Add this line to your application's Gemfile:

gem 'termquickrpg'

And then execute:

$ bundle

Or install it yourself as:

$ gem install termquickrpg

After installing with gem install, you can run it from your PATH as:

$ termquickrpg

Ubuntu Installation Troubleshooting

On a fresh Ubuntu you'll probably need:

sudo apt install git ruby ruby-dev ruby-bundler build-essential libncurses-dev

Then you should be able to run the ruby scripts at all.

Local testing

To run the built-in game from this directory without installation, install dependencies and run exe/termquickrpg:

$ bundle
$ bundle exec exe/termquickrpg


$ rake run


After checking out the repo, run bin/setup to install dependencies. Then, run rake spec to run the tests. You can also run bin/console for an interactive prompt that will allow you to experiment.

To install this gem onto your local machine, run bundle exec rake install. To release a new version, update the version number in version.rb, and then run bundle exec rake release, which will create a git tag for the version, push git commits and tags, and push the .gem file to

Game scripts

You can write maps to include scriptable content and not just static map data.
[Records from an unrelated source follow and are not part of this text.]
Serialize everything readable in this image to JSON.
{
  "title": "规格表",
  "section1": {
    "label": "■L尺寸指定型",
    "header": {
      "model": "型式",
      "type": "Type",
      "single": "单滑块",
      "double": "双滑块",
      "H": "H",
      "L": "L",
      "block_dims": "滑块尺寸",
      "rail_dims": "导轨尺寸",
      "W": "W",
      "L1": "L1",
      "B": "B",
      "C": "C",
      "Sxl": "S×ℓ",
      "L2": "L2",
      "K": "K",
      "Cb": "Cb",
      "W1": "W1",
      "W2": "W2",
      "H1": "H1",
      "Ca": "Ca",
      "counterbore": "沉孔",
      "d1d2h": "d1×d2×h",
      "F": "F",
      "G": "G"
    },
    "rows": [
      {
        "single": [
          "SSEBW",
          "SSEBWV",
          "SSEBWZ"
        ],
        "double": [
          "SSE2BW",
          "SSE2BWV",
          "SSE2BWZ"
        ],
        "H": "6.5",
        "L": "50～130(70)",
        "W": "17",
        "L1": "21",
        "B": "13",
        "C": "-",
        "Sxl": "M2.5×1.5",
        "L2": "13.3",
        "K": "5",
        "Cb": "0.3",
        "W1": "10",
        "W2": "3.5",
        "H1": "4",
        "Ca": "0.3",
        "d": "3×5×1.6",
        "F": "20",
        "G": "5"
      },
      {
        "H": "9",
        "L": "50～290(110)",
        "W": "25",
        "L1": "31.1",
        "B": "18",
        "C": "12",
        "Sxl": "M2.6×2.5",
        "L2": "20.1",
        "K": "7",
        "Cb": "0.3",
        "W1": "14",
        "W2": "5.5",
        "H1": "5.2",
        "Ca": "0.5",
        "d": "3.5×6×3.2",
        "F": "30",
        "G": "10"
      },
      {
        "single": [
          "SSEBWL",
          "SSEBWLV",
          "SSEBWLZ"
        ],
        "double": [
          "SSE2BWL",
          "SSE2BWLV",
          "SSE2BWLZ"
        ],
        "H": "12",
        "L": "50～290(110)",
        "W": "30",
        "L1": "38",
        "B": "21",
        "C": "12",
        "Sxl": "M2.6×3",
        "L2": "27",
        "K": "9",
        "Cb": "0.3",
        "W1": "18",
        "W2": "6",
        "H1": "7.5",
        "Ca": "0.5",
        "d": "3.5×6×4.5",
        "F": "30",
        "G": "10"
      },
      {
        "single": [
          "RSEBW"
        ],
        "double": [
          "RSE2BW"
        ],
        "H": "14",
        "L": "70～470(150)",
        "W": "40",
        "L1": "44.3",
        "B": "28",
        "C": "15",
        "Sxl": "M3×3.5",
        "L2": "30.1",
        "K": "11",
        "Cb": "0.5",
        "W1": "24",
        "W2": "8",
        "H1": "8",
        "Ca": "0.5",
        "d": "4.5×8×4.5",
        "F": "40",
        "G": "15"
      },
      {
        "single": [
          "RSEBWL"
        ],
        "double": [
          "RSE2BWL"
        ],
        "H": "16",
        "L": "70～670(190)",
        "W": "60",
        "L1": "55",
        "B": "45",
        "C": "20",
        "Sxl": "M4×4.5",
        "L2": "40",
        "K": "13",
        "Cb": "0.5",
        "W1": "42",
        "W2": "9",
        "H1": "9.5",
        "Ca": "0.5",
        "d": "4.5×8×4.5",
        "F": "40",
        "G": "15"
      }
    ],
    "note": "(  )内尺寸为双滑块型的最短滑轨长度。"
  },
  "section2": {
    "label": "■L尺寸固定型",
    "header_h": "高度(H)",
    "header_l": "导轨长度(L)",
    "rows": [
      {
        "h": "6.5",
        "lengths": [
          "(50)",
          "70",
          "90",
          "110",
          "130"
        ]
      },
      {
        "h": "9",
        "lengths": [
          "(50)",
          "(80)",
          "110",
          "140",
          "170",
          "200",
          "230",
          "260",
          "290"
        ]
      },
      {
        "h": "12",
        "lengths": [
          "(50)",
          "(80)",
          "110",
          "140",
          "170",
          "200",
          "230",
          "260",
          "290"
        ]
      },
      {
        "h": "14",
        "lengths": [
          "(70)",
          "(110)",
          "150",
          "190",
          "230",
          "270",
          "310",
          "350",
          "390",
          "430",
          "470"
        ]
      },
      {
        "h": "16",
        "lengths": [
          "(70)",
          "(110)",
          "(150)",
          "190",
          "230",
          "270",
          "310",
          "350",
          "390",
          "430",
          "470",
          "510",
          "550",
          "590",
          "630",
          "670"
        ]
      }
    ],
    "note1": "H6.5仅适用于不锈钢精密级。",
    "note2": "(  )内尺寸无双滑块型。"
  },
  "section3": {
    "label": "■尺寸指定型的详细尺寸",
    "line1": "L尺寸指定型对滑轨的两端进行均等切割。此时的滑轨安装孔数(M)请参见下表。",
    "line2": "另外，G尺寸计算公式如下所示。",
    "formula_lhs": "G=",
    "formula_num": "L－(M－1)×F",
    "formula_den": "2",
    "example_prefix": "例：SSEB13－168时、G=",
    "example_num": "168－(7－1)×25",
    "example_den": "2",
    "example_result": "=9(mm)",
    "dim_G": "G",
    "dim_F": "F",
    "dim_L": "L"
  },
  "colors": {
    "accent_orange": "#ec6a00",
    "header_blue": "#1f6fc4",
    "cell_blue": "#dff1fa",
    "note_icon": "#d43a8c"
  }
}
  • To execute a script when the player moves onto a coordinate, add an entry to the :triggers hash. (Key: location of the form [x, y]; Value: lambda -> (ctx) { })
  • To execute a script when the player interacts with a specific coordinate (e.g. when you placed a decorative thing on the map to mangle with), add an entry to the :interactions hash. (Key: location of the form [x, y]; Value: lambda -> (ctx) { })
  • To have items the player can pick up, add an entry to the :items array as a hash of all item initializer parameters. ({ location: [x, y], char: "†", name: "Dagger", effect: "You stab with your Dagger." })
  • To have non-player characters to talk to, add an entry to :characters array as a hash of all character initializer parameters. ({ location: [x, y], char: "☻", name: "Bob", talk: -> (ctx, bob) { } }.
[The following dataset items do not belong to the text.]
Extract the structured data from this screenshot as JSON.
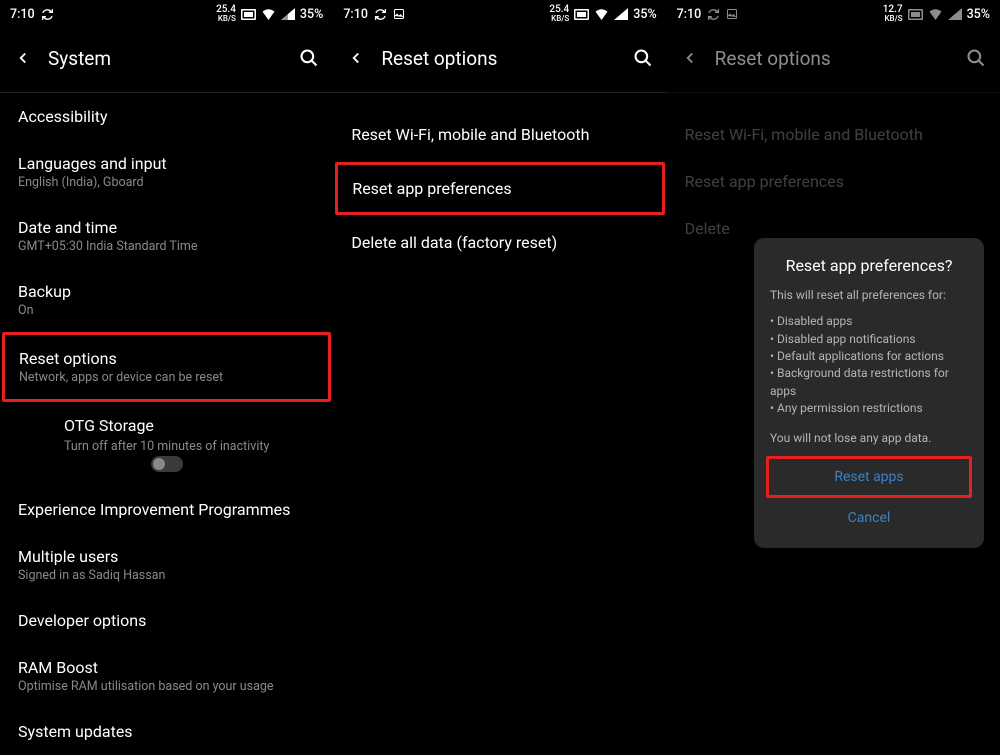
{
  "status": {
    "time": "7:10",
    "kbps": "25.4",
    "kbps_unit": "KB/S",
    "kbps_alt": "12.7",
    "battery": "35%"
  },
  "screen1": {
    "title": "System",
    "items": [
      {
        "t": "Accessibility",
        "s": ""
      },
      {
        "t": "Languages and input",
        "s": "English (India), Gboard"
      },
      {
        "t": "Date and time",
        "s": "GMT+05:30 India Standard Time"
      },
      {
        "t": "Backup",
        "s": "On"
      },
      {
        "t": "Reset options",
        "s": "Network, apps or device can be reset"
      },
      {
        "t": "OTG Storage",
        "s": "Turn off after 10 minutes of inactivity"
      },
      {
        "t": "Experience Improvement Programmes",
        "s": ""
      },
      {
        "t": "Multiple users",
        "s": "Signed in as Sadiq Hassan"
      },
      {
        "t": "Developer options",
        "s": ""
      },
      {
        "t": "RAM Boost",
        "s": "Optimise RAM utilisation based on your usage"
      },
      {
        "t": "System updates",
        "s": ""
      }
    ]
  },
  "screen2": {
    "title": "Reset options",
    "items": [
      {
        "t": "Reset Wi-Fi, mobile and Bluetooth"
      },
      {
        "t": "Reset app preferences"
      },
      {
        "t": "Delete all data (factory reset)"
      }
    ]
  },
  "screen3": {
    "title": "Reset options",
    "items": [
      {
        "t": "Reset Wi-Fi, mobile and Bluetooth"
      },
      {
        "t": "Reset app preferences"
      },
      {
        "t": "Delete"
      }
    ],
    "dialog": {
      "title": "Reset app preferences?",
      "intro": "This will reset all preferences for:",
      "bullets": [
        "Disabled apps",
        "Disabled app notifications",
        "Default applications for actions",
        "Background data restrictions for apps",
        "Any permission restrictions"
      ],
      "note": "You will not lose any app data.",
      "primary": "Reset apps",
      "secondary": "Cancel"
    }
  }
}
The actual scripts are in the Ruby lambdas. That means they are executable Ruby code: you can do everything you can do in regular Ruby code, like using loops and if-statements.

To access the game engine-specific commands, you get a script context to #run the script in as the first parameter of the lambda (named ctx in the examples). Wrap your code like in this example:

interactions: [
  # Location x=10/y=5 in the map
  [10, 5] => -> (ctx) {
    # Regular ruby code could be here do
      # Custom script commands are available in this block, like:
      msg "Hi!"
], # rest of the map data ...

Note that scripts accept 1 or 2 parameters. The first one is always the script context. The optional second parameter is the trigger itself. In the case of a character's talk script, that would be the character game object itself. You can use that object in your script to change the character's representation on the map or move it around:

characters: [
    location: [x, y], char: "", name: "Bob", talk: -> (ctx, bob) {
        # Use regular script commands
        move bob, :up
        dialogue bob, "Don't touch me!"
        # Access `bob`'s properties and methods to change his face
        bob.replace_char ""
  }, # more character definitions here ...
], # rest of the map data ...


Bug reports and pull requests are welcome on GitHub at This project is intended to be a safe, welcoming space for collaboration, and contributors are expected to adhere to the Contributor Covenant code of conduct.


The gem is available as open source under the terms of the MIT License.